Wild Dogs by Helen Humphreys

Wild Dogs by Helen Humphreys

Author:Helen Humphreys
Language: eng
Format: epub, mobi, azw3
Publisher: W. W. Norton & Company
Published: 2012-05-21T04:00:00+00:00


two

jamie

It’s fifteen steps from the back door to the fridge. If I pull the fridge door back against the hinge, it will open without a sound. The bread wrapper will crinkle. Yogurt makes that suction scoop when you pull the foil top off. The cheese drawer sticks on its runners. Peanut butter will be all right. I can twist the plastic cap off slowly and it won’t make any noise. I can stand here at the fridge and shove my fingers into the jar instead of risking the rustle of the cutlery drawer.

It was easier when the dog was here. I didn’t go out so much then, but if I was out, he would wait for me by the back door, stand with me here, our noses inside the fridge. Dogs can be very quiet. If I was eating peanut butter, I would smear some of it on the top of his nose and he would spend ages licking it off. I liked to watch him do that.

Alice says the dogs are probably doing fine without us in the woods, but I don’t believe her. She says things to protect me, and some days I’m glad of this, but some days it just makes me mad. I’m pretty sure that Alice has had some bad stuff happen in her life and so I don’t like her to know that I’m mad at her. People who have had a lot of bad things need a lot of good things to balance everything out, and I know Alice is trying to make good things happen, to live as though good things are happening. But I don’t believe this either.

I can’t say anything because Alice wouldn’t listen to me. She doesn’t pay me as much attention as she pays the wolf woman. That’s how it is. There’s always someone you listen to the most. There’s always someone you believe above all others.

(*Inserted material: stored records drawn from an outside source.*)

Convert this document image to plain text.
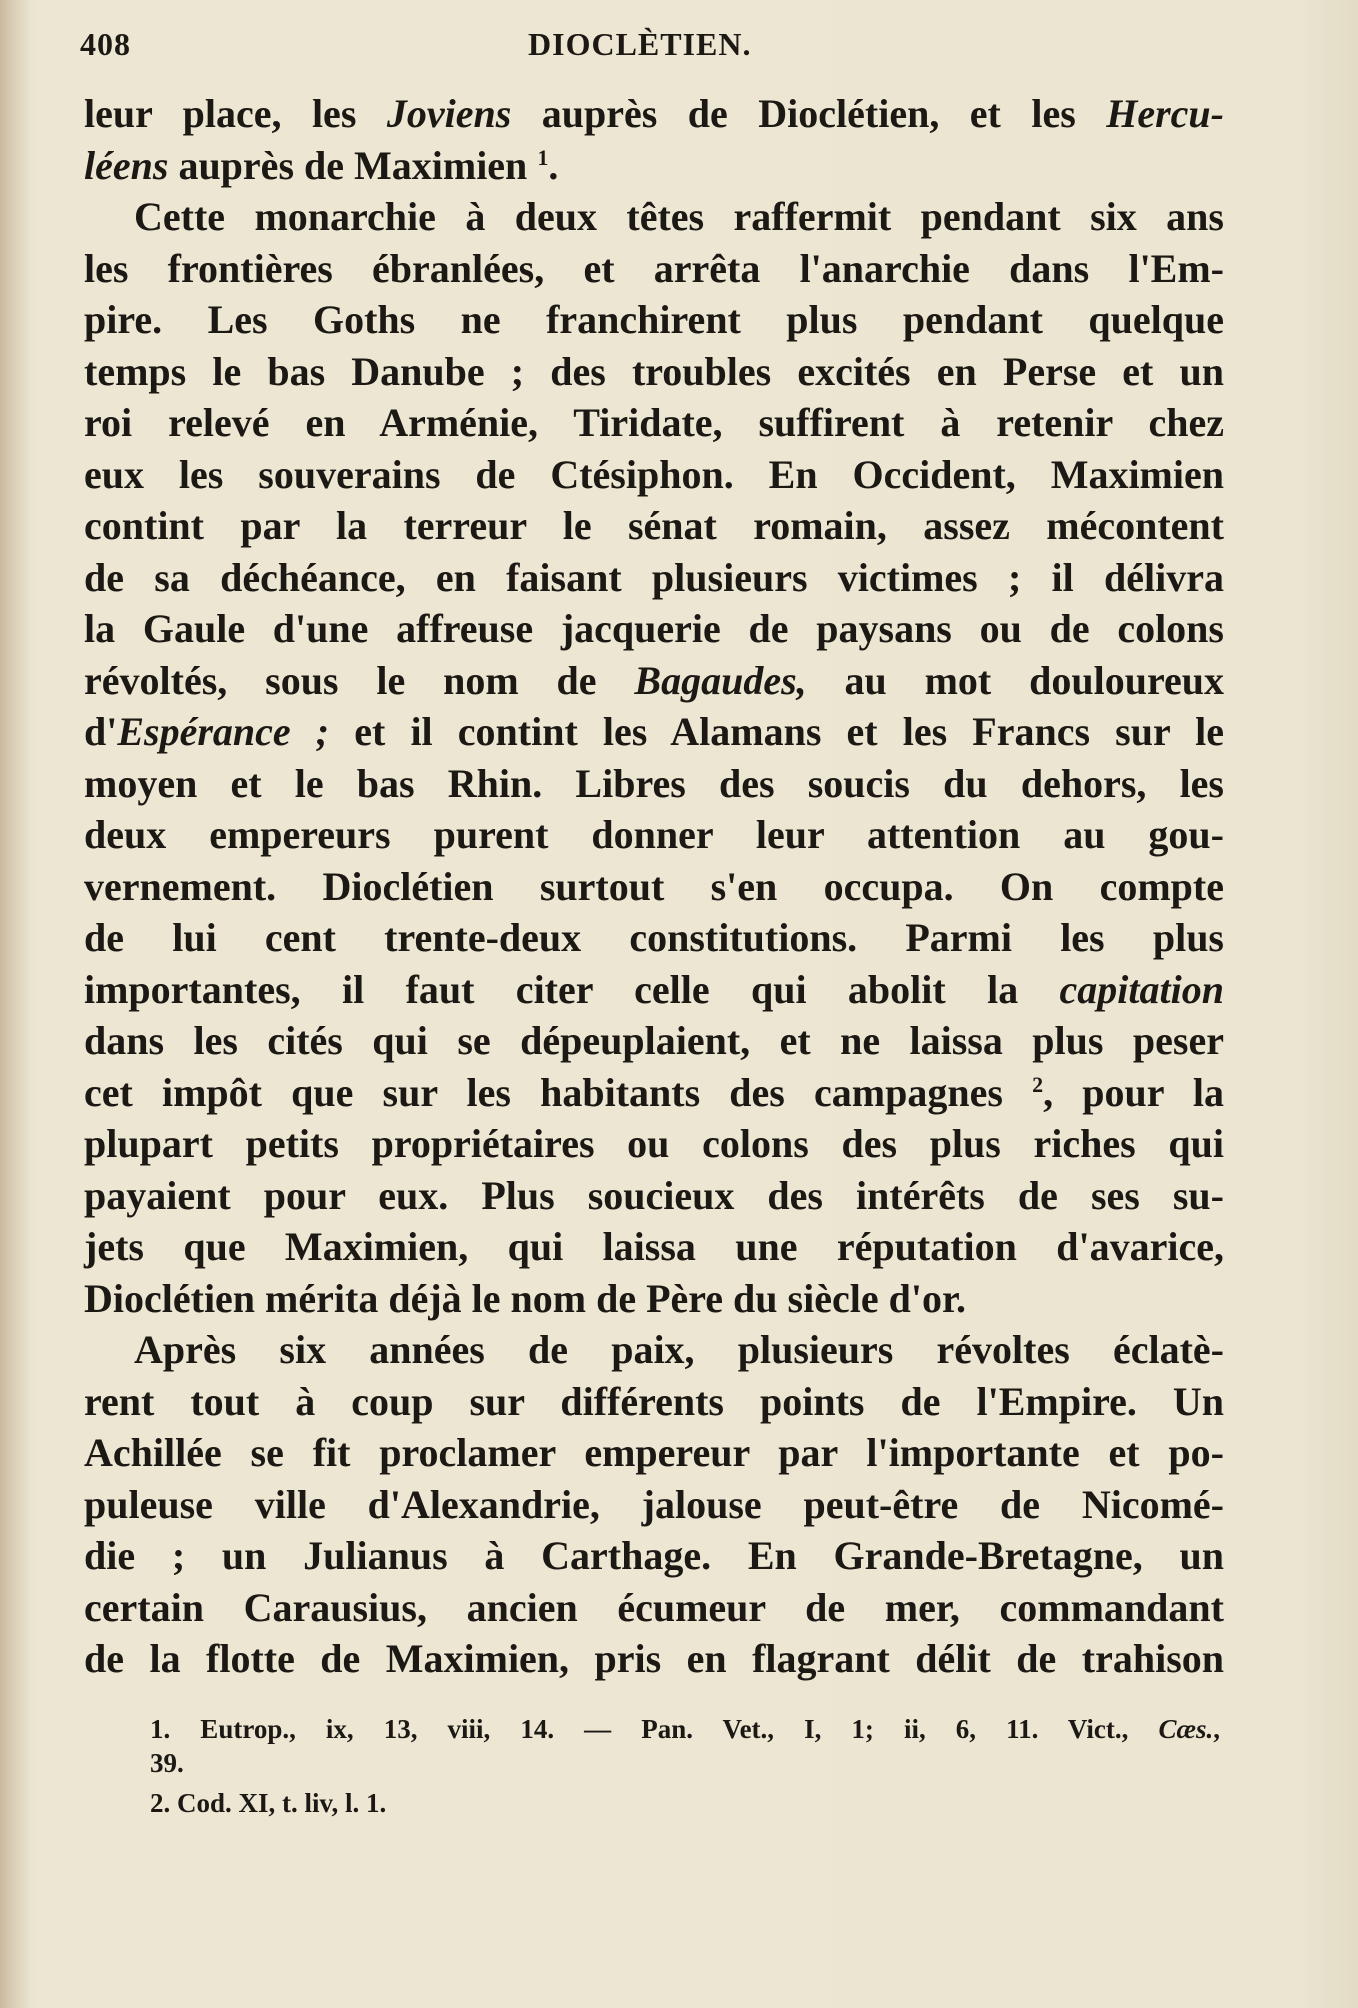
408	DIOCLÈTIEN.
leur place, les Joviens auprès de Dioclétien, et les Hercu-
léens auprès de Maximien $^1$.
Cette monarchie à deux têtes raffermit pendant six ans
les frontières ébranlées, et arrêta l'anarchie dans l'Em-
pire. Les Goths ne franchirent plus pendant quelque
temps le bas Danube ; des troubles excités en Perse et un
roi relevé en Arménie, Tiridate, suffirent à retenir chez
eux les souverains de Ctésiphon. En Occident, Maximien
contint par la terreur le sénat romain, assez mécontent
de sa déchéance, en faisant plusieurs victimes ; il délivra
la Gaule d'une affreuse jacquerie de paysans ou de colons
révoltés, sous le nom de Bagaudes, au mot douloureux
d'Espérance ; et il contint les Alamans et les Francs sur le
moyen et le bas Rhin. Libres des soucis du dehors, les
deux empereurs purent donner leur attention au gou-
vernement. Dioclétien surtout s'en occupa. On compte
de lui cent trente-deux constitutions. Parmi les plus
importantes, il faut citer celle qui abolit la capitation
dans les cités qui se dépeuplaient, et ne laissa plus peser
cet impôt que sur les habitants des campagnes $^2$, pour la
plupart petits propriétaires ou colons des plus riches qui
payaient pour eux. Plus soucieux des intérêts de ses su-
jets que Maximien, qui laissa une réputation d'avarice,
Dioclétien mérita déjà le nom de Père du siècle d'or.
Après six années de paix, plusieurs révoltes éclatè-
rent tout à coup sur différents points de l'Empire. Un
Achillée se fit proclamer empereur par l'importante et po-
puleuse ville d'Alexandrie, jalouse peut-être de Nicomé-
die ; un Julianus à Carthage. En Grande-Bretagne, un
certain Carausius, ancien écumeur de mer, commandant
de la flotte de Maximien, pris en flagrant délit de trahison
1. Eutrop., ix, 13, viii, 14. — Pan. Vet., I, 1; ii, 6, 11. Vict., Cæs.,
39.
2. Cod. XI, t. liv, l. 1.
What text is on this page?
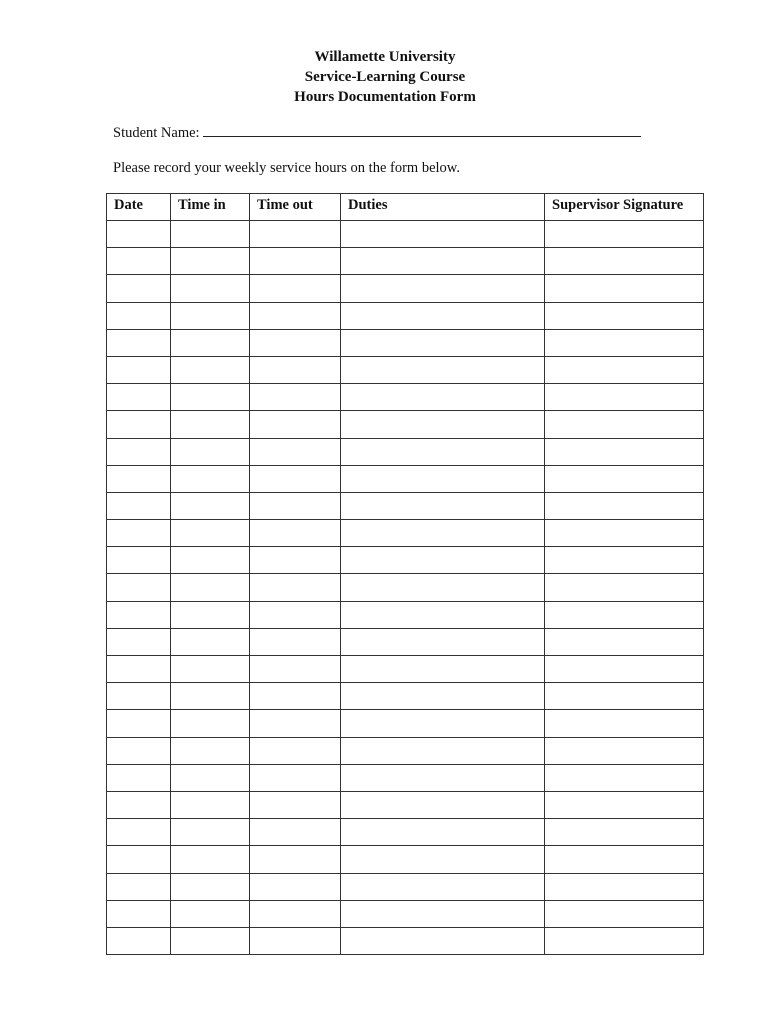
Willamette University
Service-Learning Course
Hours Documentation Form
Student Name:
Please record your weekly service hours on the form below.
Date	Time in	Time out	Duties	Supervisor Signature
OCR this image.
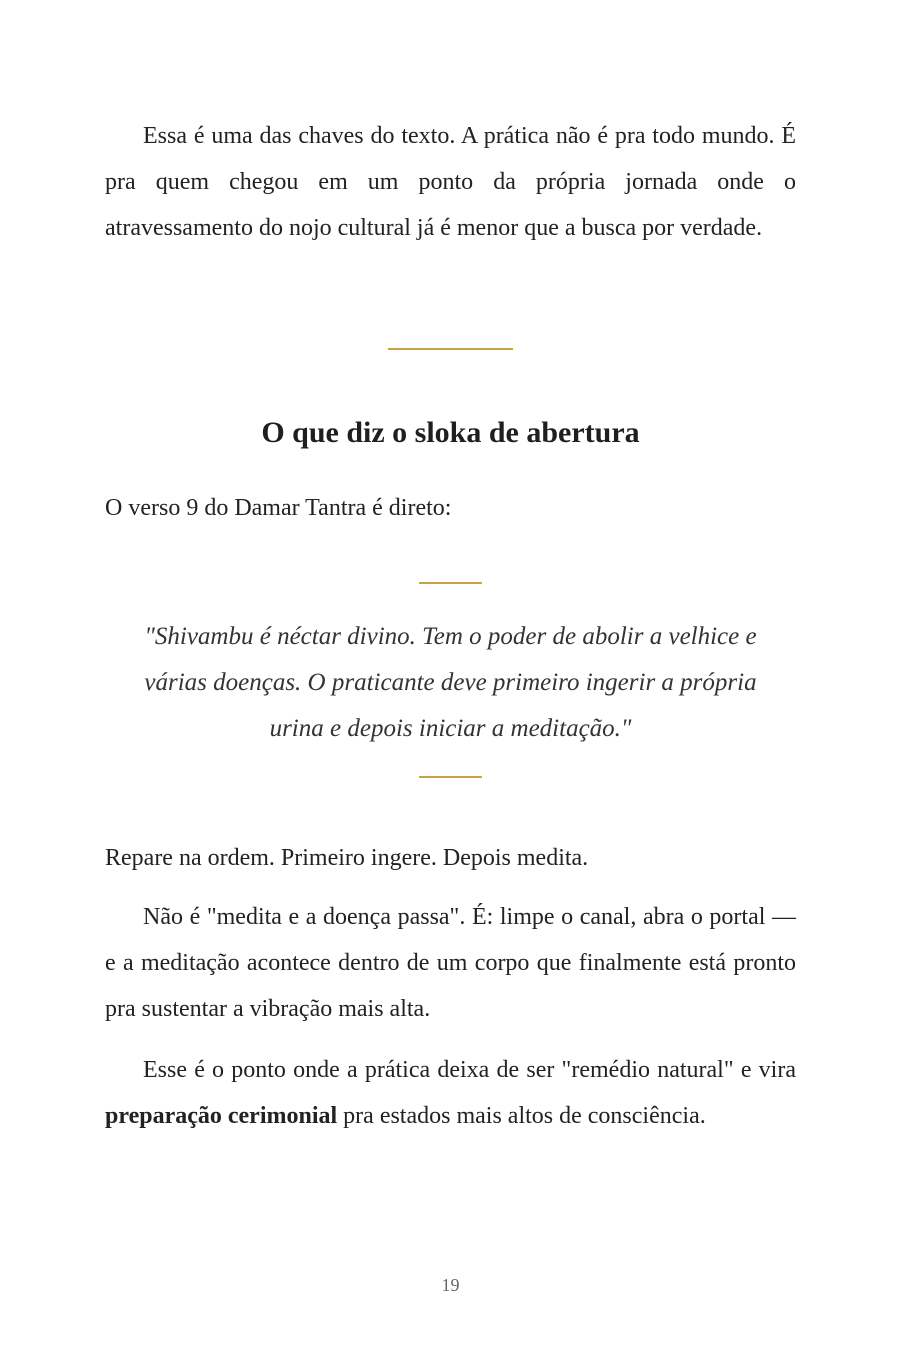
Essa é uma das chaves do texto. A prática não é pra todo mundo. É pra quem chegou em um ponto da própria jornada onde o atravessamento do nojo cultural já é menor que a busca por verdade.

O que diz o sloka de abertura

O verso 9 do Damar Tantra é direto:

"Shivambu é néctar divino. Tem o poder de abolir a velhice e várias doenças. O praticante deve primeiro ingerir a própria urina e depois iniciar a meditação."

Repare na ordem. Primeiro ingere. Depois medita.

Não é "medita e a doença passa". É: limpe o canal, abra o portal — e a meditação acontece dentro de um corpo que finalmente está pronto pra sustentar a vibração mais alta.

Esse é o ponto onde a prática deixa de ser "remédio natural" e vira preparação cerimonial pra estados mais altos de consciência.

19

I used to be like that with my father. I liked it when he told me things. I liked listening to him. But he’s been gone for so long now I can’t remember any of that stuff any more. I can’t even really remember what he looked like or what his shirt smelled like when he carried me up against his shoulder. And I am so pissed at him for leaving that I wouldn’t even be glad to see him if he did come back.

I’m not mad at Scout. It wasn’t his fault. He didn’t leave on purpose.

The peanut butter lid sticks a little, but I ease it off slowly. The light from the fridge makes a small puddle of brightness by my feet. I wish I could drink it up. I wish I could still feel that feeling I used to have when I was little because it was like that, it was like I’d swallowed light and could glow from the inside.

There’s a small squelching noise behind me. I stiffen, my hand frozen above the peanut butter jar, but it’s only my mother.